Il 14 aprile scorso, infatti, il gruppo consiliare "Rilanciamo Vernio" (con i consiglieri Mazzanti Giacomo, Ciani Lorenzo e Ciani Marco) aveva depositato un documento ufficiale: un accesso civico per chiedere conto, con dati e statistiche degli ultimi 24 mesi, della situazione sicurezza a Borgo a Mercatale.
Chiedevamo numeri su spaccio, risse, auto impazzite, controlli sulle occupazioni abusive e sull'uso delle telecamere. Insomma, chiedevano se la macchina comunale stesse facendo qualcosa.
E il servizio associato polizia municipale cosa ha risposto? Causa mancati input di gestione dall’amministrazione, è stato tirato su un muro di gomma, un insulto alla nostra intelligenza che fa letteralmente imbestialire!
Mentre il territorio era una polveriera pronta a esplodere — e i fatti di questo fine settimana lo hanno dimostrato tragicamente — la risposta ufficiale è stata una sfilza di agghiaccianti "NON RISULTA".
Leggete:
❌ Sicurezza e degrado? Per il Comune negli ultimi due anni non risulta alcun intervento della Polizia Locale per risse, spaccio o disturbo alla quiete pubblica nella frazione. Zero assoluto. Viviamo in un paradiso terrestre, secondo le loro scartoffie.
❌ Auto a tutta velocità? Nemmeno un verbale elevato nella zona. Anzi, con una spocchia burocratica intollerabile, dagli uffici si sono premurati di fare i professori precisando che il Codice della Strada non contempla la dicitura "guida pericolosa". Intanto la gente rischia la vita per strada e il Comune si attacca ai cavilli lessicali!

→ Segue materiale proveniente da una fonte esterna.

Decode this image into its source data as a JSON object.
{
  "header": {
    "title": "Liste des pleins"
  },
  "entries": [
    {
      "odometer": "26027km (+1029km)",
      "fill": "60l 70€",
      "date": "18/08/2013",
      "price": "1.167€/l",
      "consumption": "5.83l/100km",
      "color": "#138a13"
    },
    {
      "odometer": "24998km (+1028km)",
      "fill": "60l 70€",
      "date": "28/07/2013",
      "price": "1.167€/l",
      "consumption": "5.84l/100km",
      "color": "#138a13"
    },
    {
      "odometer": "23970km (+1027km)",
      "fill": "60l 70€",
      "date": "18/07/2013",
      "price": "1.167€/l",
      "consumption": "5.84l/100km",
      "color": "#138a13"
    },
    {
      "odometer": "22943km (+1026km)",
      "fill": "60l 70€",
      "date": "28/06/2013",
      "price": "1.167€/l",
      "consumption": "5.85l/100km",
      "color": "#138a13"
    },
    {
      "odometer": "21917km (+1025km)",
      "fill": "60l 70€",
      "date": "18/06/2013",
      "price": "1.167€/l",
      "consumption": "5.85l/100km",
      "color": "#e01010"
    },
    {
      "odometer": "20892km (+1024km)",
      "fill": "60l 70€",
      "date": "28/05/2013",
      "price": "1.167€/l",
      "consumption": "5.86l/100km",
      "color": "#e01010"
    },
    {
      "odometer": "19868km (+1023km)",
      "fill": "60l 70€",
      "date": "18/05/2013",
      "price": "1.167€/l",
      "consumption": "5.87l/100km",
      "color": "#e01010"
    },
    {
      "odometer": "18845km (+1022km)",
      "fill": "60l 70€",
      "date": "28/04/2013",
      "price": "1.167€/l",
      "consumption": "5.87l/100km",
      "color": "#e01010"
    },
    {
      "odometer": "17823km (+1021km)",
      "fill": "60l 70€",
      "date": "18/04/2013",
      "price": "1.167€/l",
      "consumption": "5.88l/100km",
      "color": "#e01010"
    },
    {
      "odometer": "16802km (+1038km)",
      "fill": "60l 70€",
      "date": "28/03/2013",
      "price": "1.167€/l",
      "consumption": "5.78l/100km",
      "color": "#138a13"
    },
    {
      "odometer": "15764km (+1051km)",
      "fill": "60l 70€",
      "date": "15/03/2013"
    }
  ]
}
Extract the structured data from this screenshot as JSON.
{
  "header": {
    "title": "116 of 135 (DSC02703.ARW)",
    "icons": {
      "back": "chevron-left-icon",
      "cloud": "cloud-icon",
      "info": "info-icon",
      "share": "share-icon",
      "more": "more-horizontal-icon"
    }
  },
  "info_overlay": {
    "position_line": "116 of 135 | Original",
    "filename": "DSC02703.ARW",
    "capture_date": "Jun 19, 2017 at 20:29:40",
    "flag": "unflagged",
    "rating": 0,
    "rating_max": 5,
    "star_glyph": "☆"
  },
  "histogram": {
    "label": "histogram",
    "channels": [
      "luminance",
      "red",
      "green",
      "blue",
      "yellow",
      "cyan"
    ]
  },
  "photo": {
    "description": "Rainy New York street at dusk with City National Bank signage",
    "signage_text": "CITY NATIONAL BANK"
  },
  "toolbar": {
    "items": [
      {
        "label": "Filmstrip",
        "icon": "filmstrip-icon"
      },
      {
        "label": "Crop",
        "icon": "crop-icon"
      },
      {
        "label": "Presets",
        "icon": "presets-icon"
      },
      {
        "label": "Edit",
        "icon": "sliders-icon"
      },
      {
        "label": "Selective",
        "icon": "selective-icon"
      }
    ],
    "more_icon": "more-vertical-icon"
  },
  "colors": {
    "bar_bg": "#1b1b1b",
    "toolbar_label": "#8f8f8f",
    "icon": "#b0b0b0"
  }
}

❌ Controlli su immobili occupati e spazi comuni? Non pervenuti, perché a detta loro "non risultano pervenute segnalazioni o richieste di intervento agli atti dell'Ufficio". Cioè, se i cittadini non compilano il modulino col bollo, l'amministrazione non vede e non sente il degrado che ha sotto il naso.
❌ Le telecamere di videosorveglianza? Ci sono, ma sono state consultate solo perché lo hanno chiesto altre Forze di Polizia per le loro indagini. Il Comune ha gli strumenti, ma il sistema amministrativo non li attiva di propria iniziativa per fare prevenzione.
Questa non è semplice burocrazia, questa è una negligenza sistemica e politica che grida vendetta!
La cecità di questa amministrazione ha toccato il fondo: hanno ignorato i campanelli d'allarme, si sono trincerati dietro i formalismi d'ufficio e hanno lasciato che la situazione degenerasse fino al caos di questi giorni.
Qui non si parla dei singoli agenti a cui rivolgiamo la nostra solidarietà per la complessità in cui si trovano a dover lavorare così, ma di una gestione politica che ha totalmente fallito nel pianificare il controllo del territorio. La verità è che mentre i cittadini subiscono e l'opposizione cerca di accendere i riflettori, la macchina comunale vive in una realtà parallela fatta di timbri e scuse.
Adesso basta. Il tempo delle rispostine di comodo è finito. Il finimondo di questo fine settimana è la prova che il vostro sistema ha fallito.
Pretendiamo risposte, pretendiamo tutele e, soprattutto, pretendiamo che qualcuno si assuma la responsabilità di questo disastro.